Ao longo dos anos, o horário de verão passou por diversas fases e se ajustou às necessidades do país. No início, o intuito era racionalizar o consumo de combustível. “Já a partir de 1985 o objetivo foi desconcentrar o horário de pico do consumo para que o sistema operasse com folga, não aquecesse e assim fosse mais confiável sua operação. Sem riscos de desligamento automático do sistema”, relata Ness. 

Atualmente, “com a construção de novas linhas de transmissão e um período regular de chuvas”, o professor avalia que a economia do horário de verão não é mais significativa e que sua manutenção teria se tornado onerosa à sociedade.
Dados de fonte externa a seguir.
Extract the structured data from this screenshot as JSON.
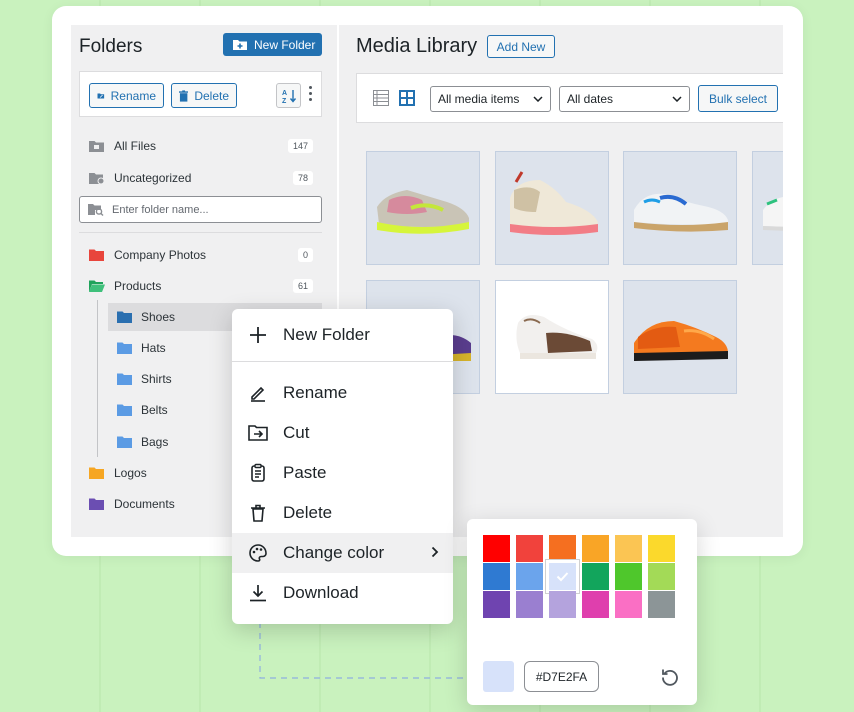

Além disso, ele complementa que a mudança do horário, apesar de beneficiar atividades ao ar livre, como a prática de exercícios físico, interfere no ciclo biológico das pessoas. “Aí você tem trabalhadores sonolentos e cansados ao fim do dia, com uma produtividade ainda menor”, esclarece. 

Conforme o professor de economia, o motivo que levou à redução da economicidade foi a mudança de hábitos das pessoas, “que aumentaram a renda, passaram a consumir mais eletrônicos e eletrodomésticos. O passeio ao ar livre foi substituído pelo shopping climatizado. A nossa sociedade tem hoje uma gama muito maior de equipamentos que se, de um lado, aumentaram o conforto, de outro elevaram o consumo de energia elétrica”, explica.